Episode 6 — Scaling Reliability Microservices Web3 / 6.8 — Production Hardening

6.8.a — Rate Limiting

In one sentence: Rate limiting controls how many requests a client can make in a time window — it is the single most important defense against API abuse, runaway clients, and brute-force attacks in production.

Navigation: ← 6.8 Overview · 6.8.b — CORS and Secure Headers →


1. Why Rate Limiting Is Essential

Without rate limiting, a single bad actor (or a buggy client) can:

  • Exhaust server resources — CPU, memory, database connections
  • Drive up cloud costs — every request costs money (Lambda, API Gateway, DB reads)
  • Brute-force authentication — try millions of username/password combos
  • Scrape your data — download your entire database through the API
  • Degrade service for everyone — one client starving others of capacity

Rate limiting is not optional. Every production API must have it.

WITHOUT rate limiting:           WITH rate limiting:

Attacker → 10,000 req/s         Attacker → 10,000 req/s
    │                                │
    ▼                                ▼
┌──────────┐                    ┌──────────────┐
│  Server   │ ← overwhelmed     │ Rate Limiter  │
│  (DOWN)   │                   │ 429 Too Many  │───→ 9,900 rejected
└──────────┘                    └──────┬───────┘
                                       │ 100 allowed
                                       ▼
                                ┌──────────┐
                                │  Server   │ ← healthy
                                │  (UP)     │
                                └──────────┘

2. Rate Limiting Algorithms

2.1 Fixed Window

The simplest algorithm. Divide time into fixed windows (e.g., 1-minute blocks) and count requests per window.

Fixed Window (limit: 5 requests per minute)

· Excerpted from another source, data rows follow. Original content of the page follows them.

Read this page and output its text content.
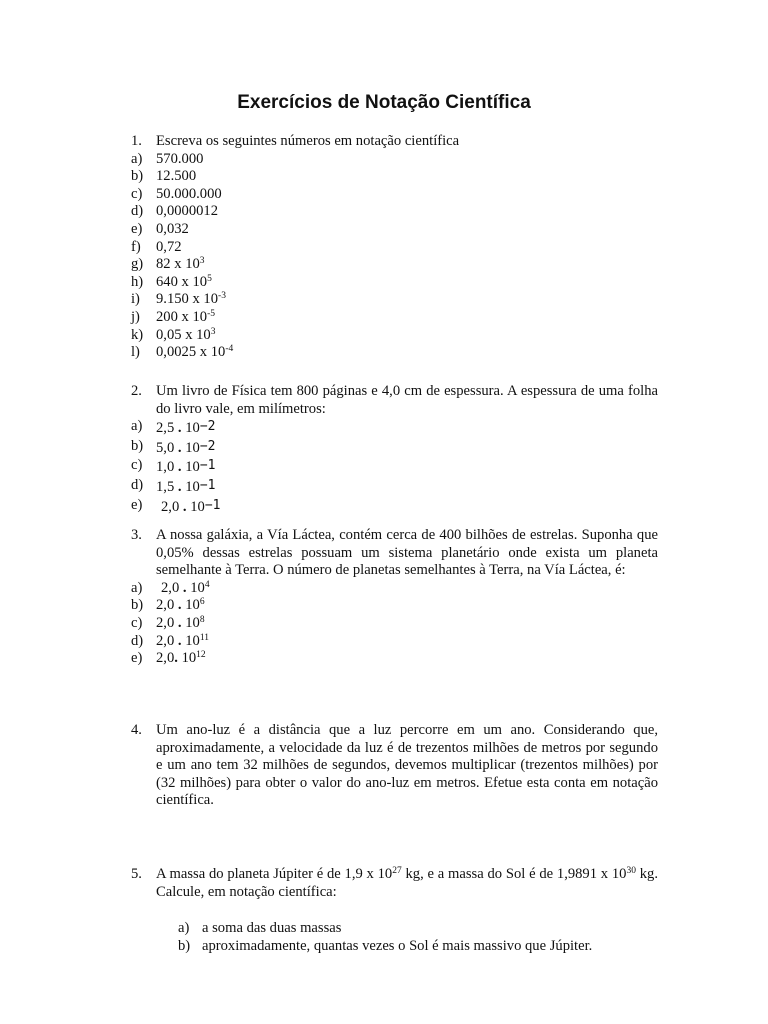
Exercícios de Notação Científica
1. Escreva os seguintes números em notação científica
a) 570.000
b) 12.500
c) 50.000.000
d) 0,0000012
e) 0,032
f)	0,72
g) 82 x $10^3$
h) 640 x $10^5$
i)	9.150 x $10^{-3}$
j)	200 x $10^{-5}$
k) 0,05 x $10^3$
l)	0,0025 x $10^{-4}$
2. Um livro de Física tem 800 páginas e 4,0 cm de espessura. A espessura de uma folha do livro vale, em milímetros:
a) 2,5 . 10−2
b) 5,0 . 10−2
c) 1,0 . 10−1
d) 1,5 . 10−1
e)	2,0 . 10−1
3. A nossa galáxia, a Vía Láctea, contém cerca de 400 bilhões de estrelas. Suponha que 0,05% dessas estrelas possuam um sistema planetário onde exista um planeta semelhante à Terra. O número de planetas semelhantes à Terra, na Vía Láctea, é:
a)	2,0 . $10^4$
b) 2,0 . $10^6$
c) 2,0 . $10^8$
d) 2,0 . $10^{11}$
e) 2,0. $10^{12}$
4. Um ano-luz é a distância que a luz percorre em um ano. Considerando que, aproximadamente, a velocidade da luz é de trezentos milhões de metros por segundo e um ano tem 32 milhões de segundos, devemos multiplicar (trezentos milhões) por (32 milhões) para obter o valor do ano-luz em metros. Efetue esta conta em notação científica.
5. A massa do planeta Júpiter é de 1,9 x $10^{27}$ kg, e a massa do Sol é de 1,9891 x $10^{30}$ kg. Calcule, em notação científica:
a) a soma das duas massas
b) aproximadamente, quantas vezes o Sol é mais massivo que Júpiter.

Timeline:   |-------- Minute 1 --------|-------- Minute 2 --------|
Requests:    X  X  X  X  X  ✗  ✗         X  X  X
Count:       1  2  3  4  5  DENIED        1  2  3

Legend: X = allowed, ✗ = denied (429)
// Simple fixed-window counter (in-memory)
const windowCounts = new Map();
const WINDOW_SIZE_MS = 60 * 1000; // 1 minute
const MAX_REQUESTS = 100;

function fixedWindowLimiter(clientId) {
  const now = Date.now();
  const windowKey = `${clientId}:${Math.floor(now / WINDOW_SIZE_MS)}`;

  const current = windowCounts.get(windowKey) || 0;
  if (current >= MAX_REQUESTS) {
    return { allowed: false, remaining: 0 };
  }

  windowCounts.set(windowKey, current + 1);
  return { allowed: true, remaining: MAX_REQUESTS - current - 1 };
}

Pros: Simple, low memory. Cons: Burst problem — a client can make 100 requests at 0:59 and 100 more at 1:01, getting 200 in 2 seconds.


2.2 Sliding Window Log

Records the timestamp of every request and counts how many fall within the rolling window.

Sliding Window Log (limit: 5 per 60s, current time: T=75s)

Stored timestamps: [10, 25, 40, 55, 70]
                    ↑               ↑
                    oldest          newest

Window: [75 - 60, 75] = [15, 75]
In-window: [25, 40, 55, 70] → 4 requests → ALLOWED (1 remaining)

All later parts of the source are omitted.